Wizards mastery over Pistons continues, but Stewart & Jackson sparkle off the bench
Ned Dishman (NBAE via Getty Images)
Three quick observations from Saturday night’s 121-100 loss to the Washington Wizards at Capital One Arena
DREADED DOZEN – The Pistons got their troops back – most of them, anyway – but Washington’s Capital One Arena continues to be their house of horrors. Saturday’s loss was the 12th straight incurred by the Pistons dating to Jan. 18, 2014. Despite another terrific game from rookie Isaiah Stewart and scoring punch off the bench from Frank Jackson, the Pistons – who trailed by six at halftime and by 13 after three quarters – saw the game get out of hand early in the fourth quarter in a back to back after Friday’s win over Oklahoma City. The Pistons won on Friday despite having seven players sidelined. Starters Mason Plumlee, Jerami Grant and Cory Joseph and key reserve Wayne Ellington all returned, but rookie point guard Killian Hayes was rested as the Pistons continue to be cautious with his use since returning earlier this month from a hip injury. The Wizards, fighting for a play-in berth and essentially in a three-way tie for the 10th and final spot with Chicago and Toronto to begin the night, are now 6-1 in their last seven games.

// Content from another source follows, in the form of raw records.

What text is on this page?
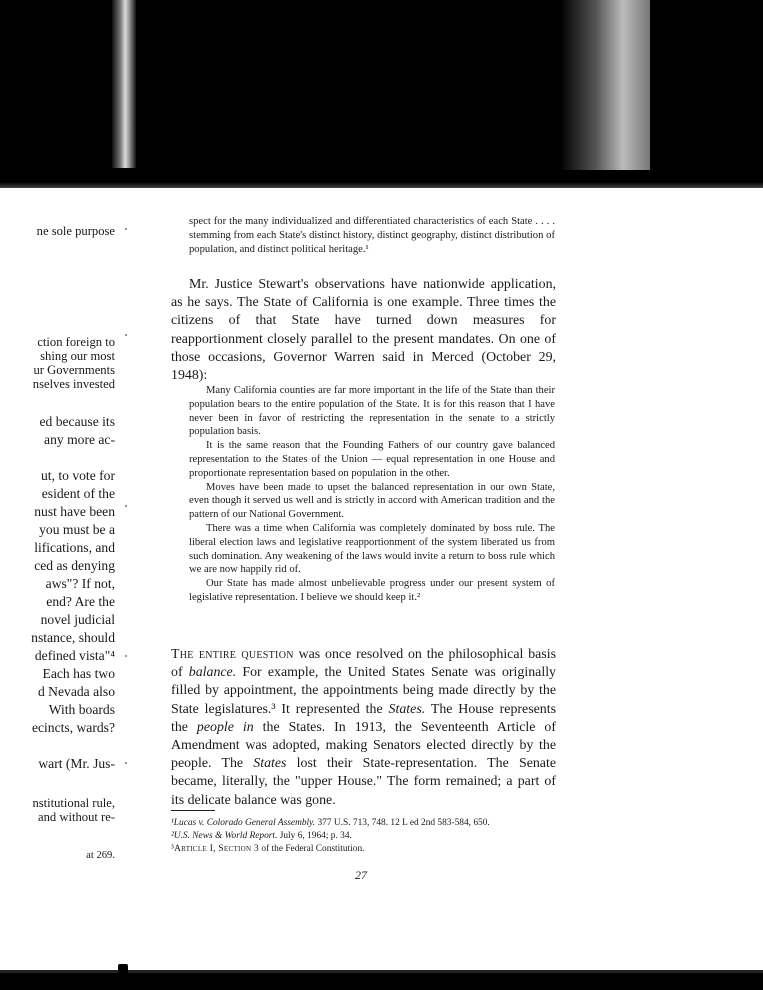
ne sole purpose
ction foreign to
shing our most
ur Governments
nselves invested
ed because its
any more ac-
ut, to vote for
esident of the
nust have been
you must be a
lifications, and
ced as denying
aws"? If not,
end? Are the
novel judicial
nstance, should
defined vista"⁴
Each has two
d Nevada also
With boards
ecincts, wards?
wart (Mr. Jus-
nstitutional rule,
and without re-
at 269.
spect for the many individualized and differentiated characteristics of each State . . . . stemming from each State's distinct history, distinct geography, distinct distribution of population, and distinct political heritage.¹

Mr. Justice Stewart's observations have nationwide application, as he says. The State of California is one example. Three times the citizens of that State have turned down measures for reapportionment closely parallel to the present mandates. On one of those occasions, Governor Warren said in Merced (October 29, 1948):

Many California counties are far more important in the life of the State than their population bears to the entire population of the State. It is for this reason that I have never been in favor of restricting the representation in the senate to a strictly population basis.

It is the same reason that the Founding Fathers of our country gave balanced representation to the States of the Union — equal representation in one House and proportionate representation based on population in the other.

Moves have been made to upset the balanced representation in our own State, even though it served us well and is strictly in accord with American tradition and the pattern of our National Government.

There was a time when California was completely dominated by boss rule. The liberal election laws and legislative reapportionment of the system liberated us from such domination. Any weakening of the laws would invite a return to boss rule which we are now happily rid of.

Our State has made almost unbelievable progress under our present system of legislative representation. I believe we should keep it.²

The entire question was once resolved on the philosophical basis of balance. For example, the United States Senate was originally filled by appointment, the appointments being made directly by the State legislatures.³ It represented the States. The House represents the people in the States. In 1913, the Seventeenth Article of Amendment was adopted, making Senators elected directly by the people. The States lost their State-representation. The Senate became, literally, the "upper House." The form remained; a part of its delicate balance was gone.

¹Lucas v. Colorado General Assembly. 377 U.S. 713, 748. 12 L ed 2nd 583-584, 650.
²U.S. News & World Report. July 6, 1964; p. 34.
³Article I, Section 3 of the Federal Constitution.
27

NO LET-UP – Dwane Casey wanted to be a little cautious with Isaiah Stewart’s playing time after the rookie played 32 minutes, one off of his season high, in Friday’s win over Oklahoma City – especially because of how hard Stewart plays. But Stewart started fast and made it pretty tough for Casey to tamp down his minutes. Stewart has defied logic by actually being more productive in his minutes as a starter than he’s been as a high-energy reserve this season. And he didn’t appear fatigued by Friday’s outing, managing six points and eight rebounds in the six minutes he played to finish Saturday’s first quarter, finishing with a career-best 19 points a night after grabbing a career-high 21 rebounds. Stewart also grabbed 12 rebounds and blocked two shots in his 24 minutes. Stewart’s per-36 numbers as a starter vs. as a reserve: 16.8 points per 36 as a starter vs. 11.8 off the bench; 13.7 rebounds per 36 as a starter vs. 10.9 as a reserve; 2.3 blocks and 2.3 assists per 36 as a starter vs. 1.8 and 1.5 as a reserve. He’s shooting 72.5 percent as a starter, 55 percent off of the bench. Stewart has averaged 28 minutes a game in his five starts and 19 minutes a game as a reserve.
FRANK TALK – Frank Jackson might be playing with house money by this point in his bid to do enough to be included in Pistons future plans. Signed to a two-way contract after being waived by Oklahoma City coming out of training camp, Jackson was given a boost by the NBA’s decision to waive the cap on days permissible for players on two-way deals to spend with the NBA parent team as a nod to the challenges of fielding full rosters during the COVID-19 pandemic. And he’s taken full advantage since being available every game and elevated – by virtue of his play – to a permanent spot in the rotation. Jackson bounced back from a rare ineffective night when he went scoreless in Wednesday’s loss to the Clippers by scoring 18 in Friday’s win over Oklahoma City and coming back with 19 more in Saturday’s loss. Jackson continues to knock down 3-point shots at an elite clip – he came into the game at 40.5 percent for the season and hit 3 of 6 at Washington – but he’s also a real threat off the dribble given his quickness and athleticism. Jackson hit 5 of 7 shots inside the arc, as well.